Se pasó una mano por el pelo, intentando mantener el control. Sabía que estaba perdiendo la batalla. La calma la había perdido desde el momento en que descubrió que Paula se había arriesgado tanto. Se volvió hacia el agente Gallo.


—No debió haberle permitido salir de la suite.


—La señorita Chaves se mostró muy insistente en ayudar. Legalmente no podía impedírselo.


—Entonces debería haberme avisado inmediatamente. Yo la habría detenido, puede estar seguro de ello.


—El agente Gallo no tiene ninguna culpa —intervino Locatelli—. En principio, la idea de la señorita Chaves de atraer a Fedorovich fuera de su escondite no era tan mala: merecía la pena intentarlo. Estuvo constantemente vigilada y nosotros sabíamos que ella no era su objetivo.


—Ya, pero…


—Seguir con esta discusión no tiene sentido, señor Alfonso. Pese a los esfuerzos de la señorita Chaves, me temo que nuestro operativo estaba condenado a fracasar desde el principio.


—¿Qué quiere decir?


—El señor Dayan acaba de recibir nueva información de las autoridades rusas. Uno de nuestros informantes en Moscú ha afirmado que Fedorovich llegó allí esta misma mañana. Parece que se dio cuenta de que no podría acceder al niño durante el crucero.


Pedro no podía alegrarse demasiado. Eso significaba que la inmediata amenaza había desaparecido, pero Sebastián seguía encontrándose en peligro.


—¿Qué sucederá ahora?


—Continuaremos garantizándole a su hijo toda la protección posible. Sin embargo, una vez en Estados Unidos, esa misión pasará a manos del FBI y de las autoridades locales de Burlington.


Era el peor escenario de los posibles. ¿Cómo podría llevarse a su hijo a casa y proporcionarle una vida normal cuando el asesino seguía suelto? ¿Y qué sucedería con el resto de la familia Anderson y con sus alumnos del instituto? Fedorovich ya había matado a varias personas en su intento por llegar hasta Sebastián. Nadie que estuviera cerca se encontraría a salvo.


De repente sonó el teléfono. Pedro se giró en redondo sobre su pierna sana y se apresuró a contestar.


—¿Pedro?


Se sintió inundado por una inmensa oleada de alivio.
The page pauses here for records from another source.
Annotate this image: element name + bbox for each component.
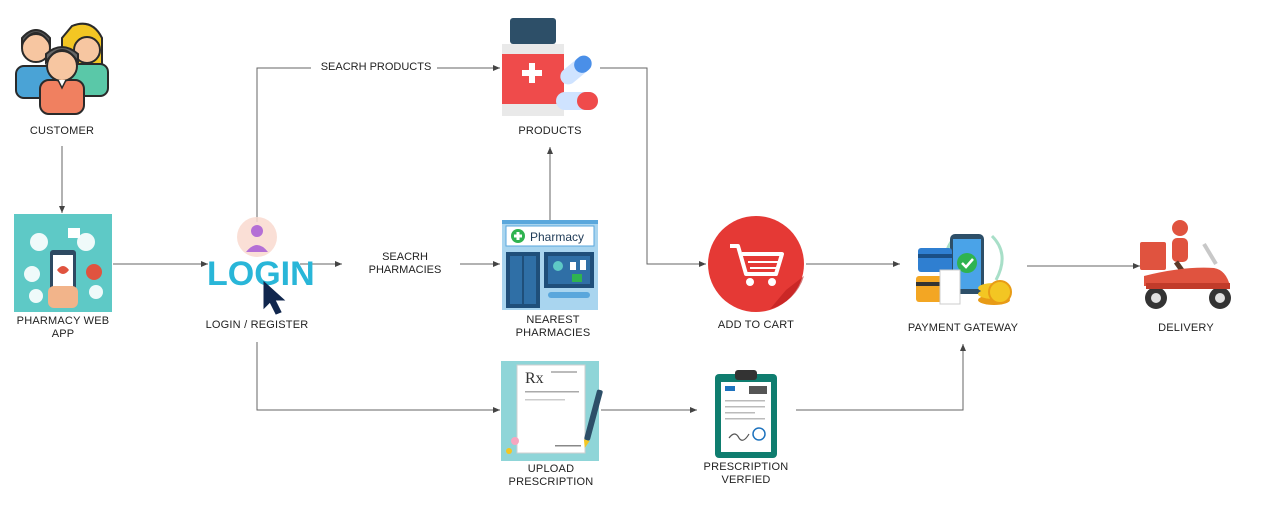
login-register-label: LOGIN / REGISTER — [197, 319, 317, 332]
customer-label: CUSTOMER — [12, 125, 112, 138]
search-pharmacies-edge-label-line2: PHARMACIES — [368, 264, 442, 276]
nearest-pharmacies-label-line1: NEAREST — [526, 314, 580, 326]
delivery-scooter-icon — [1140, 220, 1231, 309]
products-label-text: PRODUCTS — [518, 125, 582, 137]
search-pharmacies-edge-label-line1: SEACRH — [382, 251, 428, 263]
search-products-edge-label-text: SEACRH PRODUCTS — [320, 61, 432, 73]
pharmacy-web-app-label-line1: PHARMACY WEB — [16, 315, 110, 327]
prescription-verified-label: PRESCRIPTION VERFIED — [690, 461, 802, 487]
products-icon — [502, 18, 598, 116]
payment-gateway-icon — [916, 234, 1012, 305]
pharmacy-sign-text: Pharmacy — [530, 230, 584, 244]
upload-prescription-label-line2: PRESCRIPTION — [508, 476, 594, 488]
pharmacy-web-app-label-line2: APP — [51, 328, 75, 340]
edge-verified-to-payment — [796, 344, 966, 411]
search-products-edge-label: SEACRH PRODUCTS — [315, 61, 437, 74]
search-pharmacies-edge-label: SEACRH PHARMACIES — [352, 251, 458, 277]
delivery-label: DELIVERY — [1136, 322, 1236, 335]
add-to-cart-label: ADD TO CART — [700, 319, 812, 332]
edge-login-to-upload — [256, 342, 500, 413]
nearest-pharmacies-label: NEAREST PHARMACIES — [500, 314, 606, 340]
edges — [59, 65, 1140, 413]
pharmacy-web-app-icon — [14, 214, 112, 312]
upload-prescription-label-line1: UPLOAD — [527, 463, 575, 475]
prescription-verified-label-line2: VERFIED — [721, 474, 771, 486]
prescription-verified-label-line1: PRESCRIPTION — [703, 461, 789, 473]
upload-prescription-icon: Rx — [501, 361, 603, 461]
pharmacy-web-app-label: PHARMACY WEB APP — [8, 315, 118, 341]
edge-login-to-search-products — [256, 67, 311, 222]
delivery-label-text: DELIVERY — [1158, 322, 1214, 334]
pharmacy-store-icon: Pharmacy — [502, 220, 598, 310]
prescription-verified-icon — [715, 370, 777, 458]
customer-label-text: CUSTOMER — [29, 125, 95, 137]
nearest-pharmacies-label-line2: PHARMACIES — [515, 327, 591, 339]
upload-prescription-label: UPLOAD PRESCRIPTION — [496, 463, 606, 489]
login-logo-text: LOGIN — [207, 255, 315, 293]
products-label: PRODUCTS — [500, 125, 600, 138]
rx-symbol-text: Rx — [525, 370, 544, 387]
customer-icon — [15, 22, 109, 115]
login-register-label-text: LOGIN / REGISTER — [205, 319, 309, 331]
payment-gateway-label: PAYMENT GATEWAY — [898, 322, 1028, 335]
edge-products-to-cart — [600, 67, 706, 267]
cart-icon — [708, 216, 804, 312]
add-to-cart-label-text: ADD TO CART — [717, 319, 795, 331]
payment-gateway-label-text: PAYMENT GATEWAY — [907, 322, 1019, 334]
login-icon: LOGIN — [207, 217, 315, 315]
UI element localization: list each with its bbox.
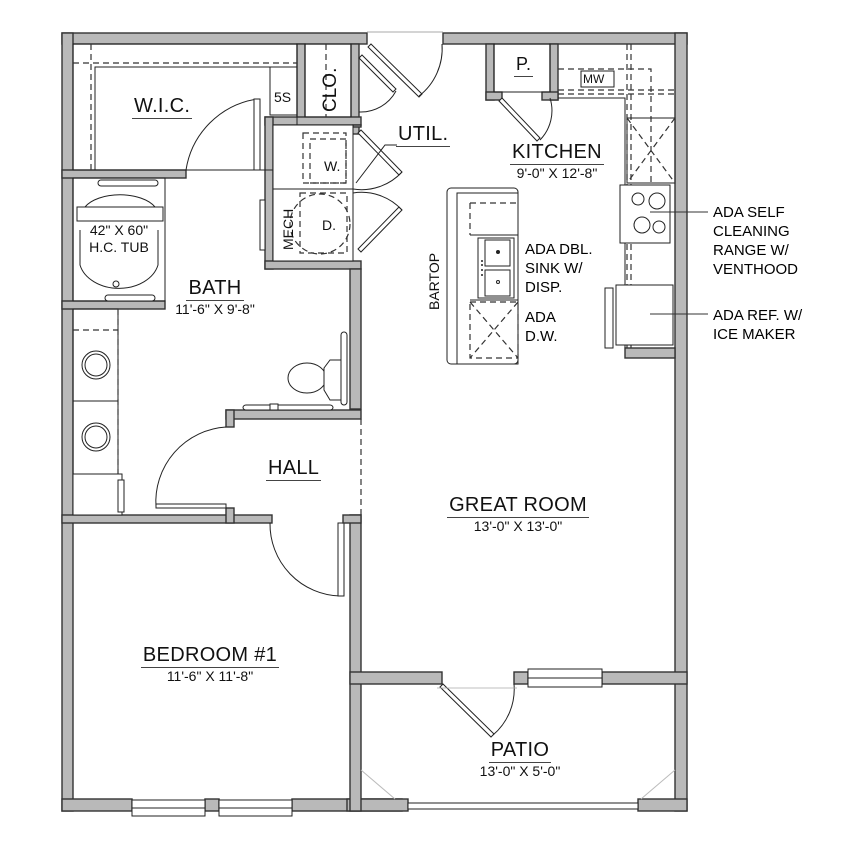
room-title: KITCHEN: [510, 141, 604, 165]
tub-label: 42" X 60" H.C. TUB: [73, 222, 165, 256]
room-title: BATH: [186, 277, 244, 301]
vanity: [72, 308, 125, 516]
room-hall: HALL: [266, 457, 322, 481]
microwave-label: MW: [583, 72, 605, 86]
fridge-note: ADA REF. W/ ICE MAKER: [713, 307, 803, 343]
room-dimensions: 13'-0" X 13'-0": [473, 518, 563, 534]
room-util: UTIL.: [396, 123, 451, 147]
dryer-label: D.: [322, 217, 336, 233]
utility-closet: [259, 124, 403, 262]
room-bath: BATH 11'-6" X 9'-8": [160, 278, 270, 317]
tub-size: 42" X 60": [89, 222, 149, 238]
tub-type: H.C. TUB: [89, 239, 149, 255]
washer-label: W.: [324, 158, 341, 174]
dishwasher-note: ADA D.W.: [525, 309, 558, 345]
room-title: PATIO: [488, 739, 552, 763]
room-title: HALL: [266, 457, 322, 481]
shelf-label: 5S: [274, 89, 292, 105]
patio-openings: [131, 668, 676, 817]
room-title: BEDROOM #1: [140, 644, 280, 668]
toilet: [242, 331, 348, 411]
mech-label: MECH: [280, 208, 296, 250]
exterior-walls: [61, 32, 688, 812]
room-dimensions: 11'-6" X 11'-8": [166, 668, 254, 684]
room-kitchen: KITCHEN 9'-0" X 12'-8": [505, 142, 609, 181]
range-note: ADA SELF CLEANING RANGE W/ VENTHOOD: [713, 204, 799, 278]
closet-label: CLO.: [320, 67, 341, 112]
room-bedroom: BEDROOM #1 11'-6" X 11'-8": [130, 645, 290, 684]
hall-doors: [155, 419, 362, 597]
bathtub: [72, 177, 166, 302]
room-wic: W.I.C.: [132, 95, 193, 119]
room-dimensions: 11'-6" X 9'-8": [175, 301, 255, 317]
kitchen-counters: [558, 44, 708, 349]
bartop-label: BARTOP: [426, 252, 442, 310]
room-dimensions: 9'-0" X 12'-8": [516, 165, 598, 181]
room-title: GREAT ROOM: [447, 494, 589, 518]
closet: [304, 31, 443, 118]
room-title: P.: [514, 54, 534, 77]
room-pantry: P.: [514, 54, 534, 77]
kitchen-island: [446, 187, 519, 365]
sink-note: ADA DBL. SINK W/ DISP.: [525, 241, 593, 296]
room-title: UTIL.: [396, 123, 451, 147]
pantry: [493, 43, 553, 142]
room-patio: PATIO 13'-0" X 5'-0": [450, 740, 590, 779]
wic-shelving: [72, 43, 298, 171]
room-great-room: GREAT ROOM 13'-0" X 13'-0": [430, 495, 606, 534]
room-dimensions: 13'-0" X 5'-0": [479, 763, 561, 779]
room-title: W.I.C.: [132, 95, 193, 119]
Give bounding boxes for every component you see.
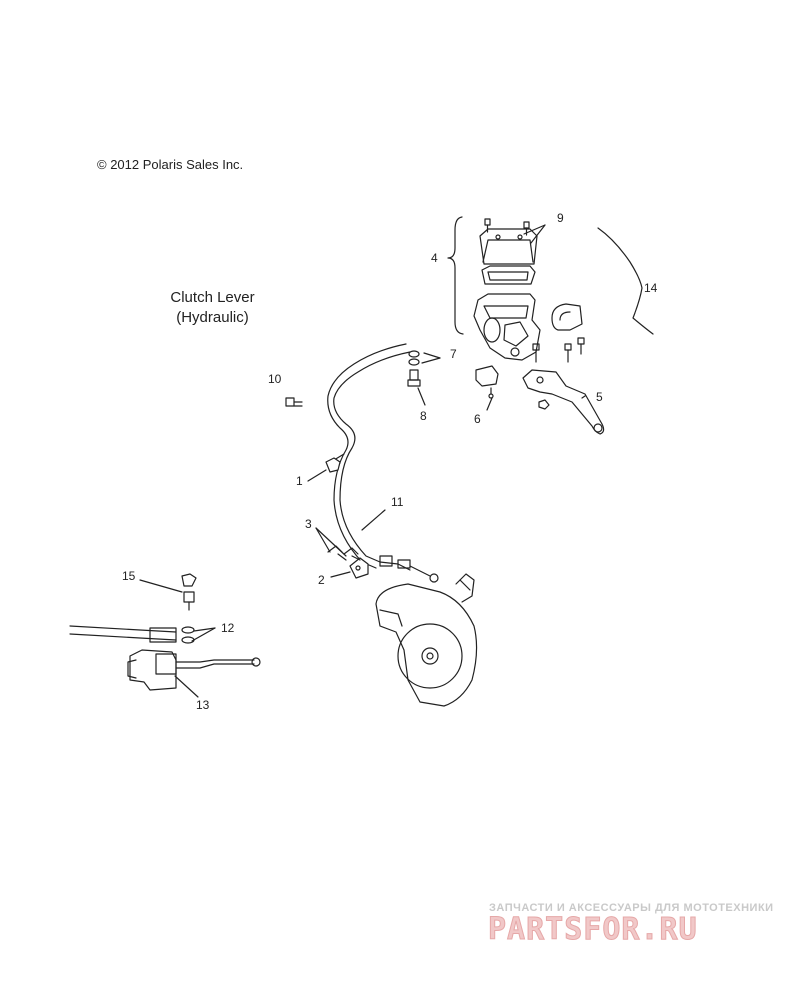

—Maldita sea, ¿dónde te has metido? ¿Te encuentras bien?


—Sí. Lamento haberte preocupado. Decidí salir a dar un paseo.


Era lo que Locatelli había sugerido. Pedro aspiró profundamente un par de veces antes de volver a hablar.


—Sebastián estuvo preguntando por ti.


—¿Está bien?


—Sí —miró el sofá del salón. El niño estaba acurrucado en una esquina, viendo una película de dibujos animados en la gran pantalla de televisión. Tenía los párpados entornados—. Se está quedando dormido. Estaba a punto de acostarlo.


—Quiero verlo.


—¿Es la señorita Chaves? —inquirió Locatelli, entrando en la suite—. Me gustaría hablar con ella.


Pedro escuchó un ruido ahogado al otro lado de la línea.


—No —se apresuró a negar Paula—. Pedro, no quiero hablar con él. Sólo quiero hablar contigo. Tú eres el padre de Sebastián.


Pedro frunció el ceño y alzó una mano para detener a Locatelli.


—Cierto.


—Tú eres el padre legal de Sebastian. Ambos lo sabemos.


—Ya hablaremos de ello cuando vuelvas.


—No, mi camarote está lleno de policías. Quiero hablar de este asunto contigo en privado.


El alivio que Pedro había experimentado nada más escuchar su voz empezó a desvanecerse. Aquello era muy raro. Paula estaba utilizando el mismo tono que cuando discutían delante de Sebastian y ella no quería que el niño sospechara nada.


—¿Qué pretendes?


—Quiero hablar contigo en la cubierta Helios. Sólo tú, Sebastián y yo. Estamos lejos del puerto, el barco es seguro. Ya no necesitamos a los guardias.


—Paula…


—Estaré esperando en la puerta del centro infantil, donde estuvimos antes.


—¿Ahora mismo?


—Sí. Hace una mañana magnífica. Ha pasado demasiado tiempo encerrado y el aire le sentará bien.


—Paula…


—No quiero discutir, Pedro. Tenías razón en todo.


—¿Qué?


—Sebastián es tuyo. Tú eres su padre. Sólo déjame verlo esta noche. No te pido más.


—Está bien, Paula. Allí estaremos.


—Gracias, Pedro. Sabía que lo comprenderías.